Nita June: Wow. And that sounds magical. Yeah.
Alena Schiappacasse: It was kind of a book. And I think I did a really bad job telling it just then.
Nita June: You did a great job. No, I was riveted. Yeah. I’m just struck too, by that last piece that you noted, coming in with that Western mentality of like, you’re there to provide these tools. And I’m sure you weren’t coming in an egotistical fashion being like, “I’ve got everything figured out. Let me tell you,” in any way, shape or form. But it sounds like you had this realization, or maybe not realization, but you like a reminder. And what I’m struck by in your story, is just that reminder, we all, are always learning and have things to offer each other. No matter where we are, how much money we have, how old we are, what’s going on, there’s always something. There can always be a like reciprocal giving there. That’s cool, sweetie. Wow.
So let’s fast forward a little bit to now. And I’m glad that you’re done with your stomach bug, whatever it was. And bringing us into the current day here, of your work in film and fashion and television production. I’d love to just hear some about all these worlds that you live in and what some of the challenges and the highlights of each area might be.
Alena Schiappacasse: Sure. So I currently work as a documentary associate producer. Prior to being an associate producer, I’ve kind of worked my way up through the film chain, which starts as this wild role as a production assistant. And when you go into this role, you’re like, “I went to college, I studied film. I know all these things.” And then you get people coffee and you drive trucks around and you learn how to park cars in New York city. And you all the stress that everybody around you is feeling and how to like calm everybody down and put a lens on the camera. And just all of these things that are like super vital to the fast paced environment that I work in.
And my first role as a production assistant came on a show that I worked on for Netflix called, Rotten, which is a show about corrupted food systems. And it looks at different food products and basically goes through the economic background of it. And then it has an amazing cultural lens through which this product kind of comes into the world and how it affects the world. And I got on this job because the producer needed a production assistant and I happened to be in her vicinity. And she was like, “Great, get a van.
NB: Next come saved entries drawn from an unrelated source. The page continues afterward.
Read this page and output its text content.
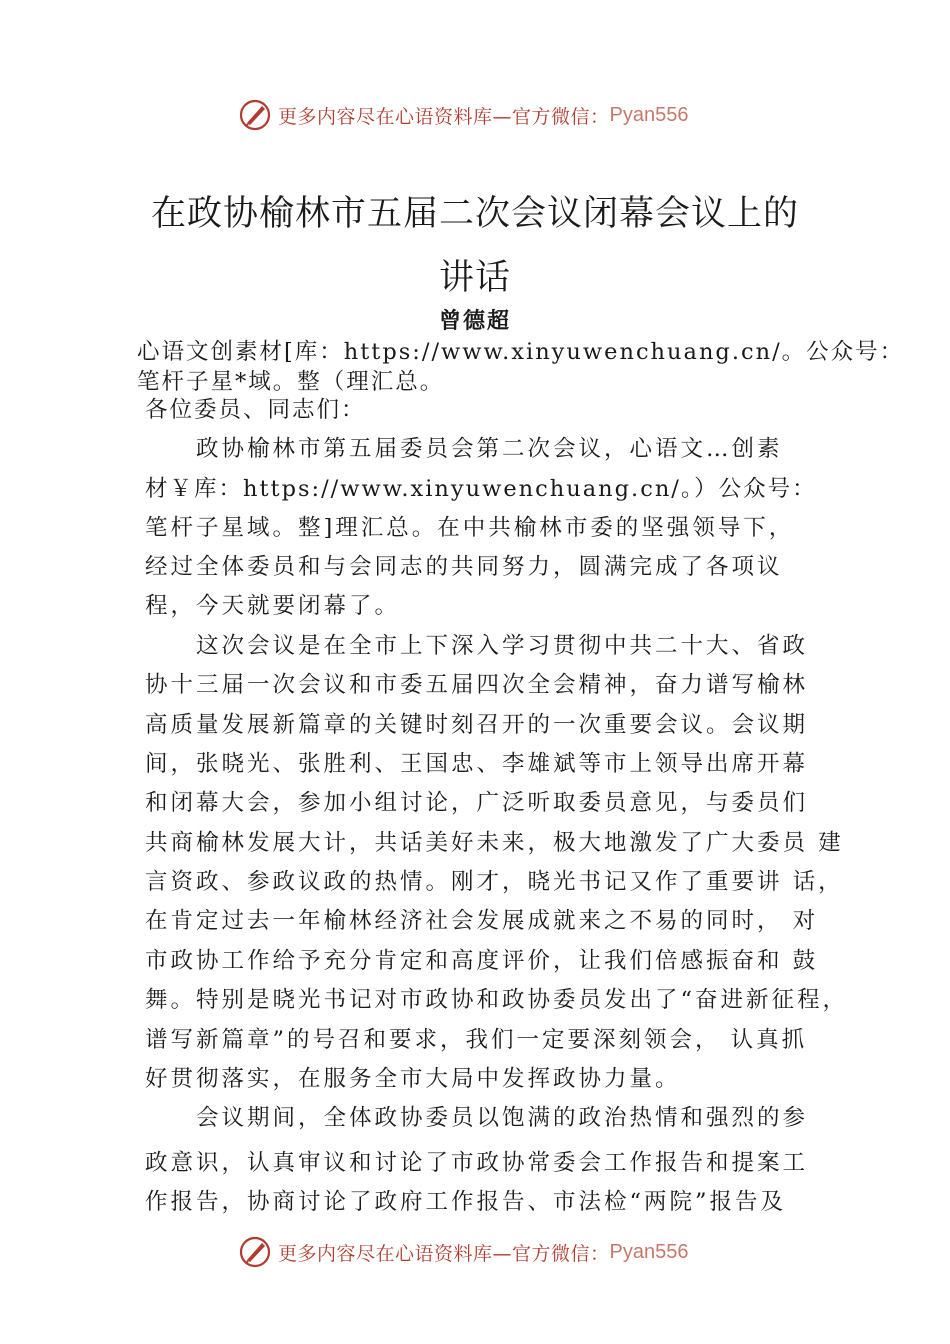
更多内容尽在心语资料库—官方微信： Pyan556
在政协榆林市五届二次会议闭幕会议上的
讲话
曾德超
心语文创素材[库：https://www.xinyuwenchuang.cn/。公众号：
笔杆子星*域。整（理汇总。
各位委员、同志们：
政协榆林市第五届委员会第二次会议，心语文…创素
材￥库：https://www.xinyuwenchuang.cn/。）公众号：
笔杆子星域。整]理汇总。在中共榆林市委的坚强领导下，
经过全体委员和与会同志的共同努力，圆满完成了各项议
程，今天就要闭幕了。
这次会议是在全市上下深入学习贯彻中共二十大、省政
协十三届一次会议和市委五届四次全会精神，奋力谱写榆林
高质量发展新篇章的关键时刻召开的一次重要会议。会议期
间，张晓光、张胜利、王国忠、李雄斌等市上领导出席开幕
和闭幕大会，参加小组讨论，广泛听取委员意见，与委员们
共商榆林发展大计，共话美好未来，极大地激发了广大委员 建
言资政、参政议政的热情。刚才，晓光书记又作了重要讲 话，
在肯定过去一年榆林经济社会发展成就来之不易的同时， 对
市政协工作给予充分肯定和高度评价，让我们倍感振奋和 鼓
舞。特别是晓光书记对市政协和政协委员发出了“奋进新征程，
谱写新篇章”的号召和要求，我们一定要深刻领会， 认真抓
好贯彻落实，在服务全市大局中发挥政协力量。
会议期间，全体政协委员以饱满的政治热情和强烈的参
政意识，认真审议和讨论了市政协常委会工作报告和提案工
作报告，协商讨论了政府工作报告、市法检“两院”报告及
更多内容尽在心语资料库—官方微信： Pyan556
We’re driving to Washington D.C. and we’re going to do all these interviews.” And I was like, “Great.” And it was like the most amazing moment for me. Because people probably remember me as being like super loud and super enthusiastic, and I have so much energy, and like sitting in front of a desk is not my thing. So when this role came into my lap, I was like, “Awesome. I get to get paid to like be out in the field and run around and learn things from people, and coffee, “You need coffee?” Great.
So that was like, my first love of the film industry, was really just like the enthusiasm, being out in the world with people who are really smart and who are spending their time telling a story that they’re really passionate about. So kind of silly. As I’ve worked my way up. I started production coordinating, which is basically just like running all the logistics of a show. It’s about like dealing with gear and making sure everyone’s schedules are on track, and dealing with customs around gear getting in and out of country and people getting in and out countries.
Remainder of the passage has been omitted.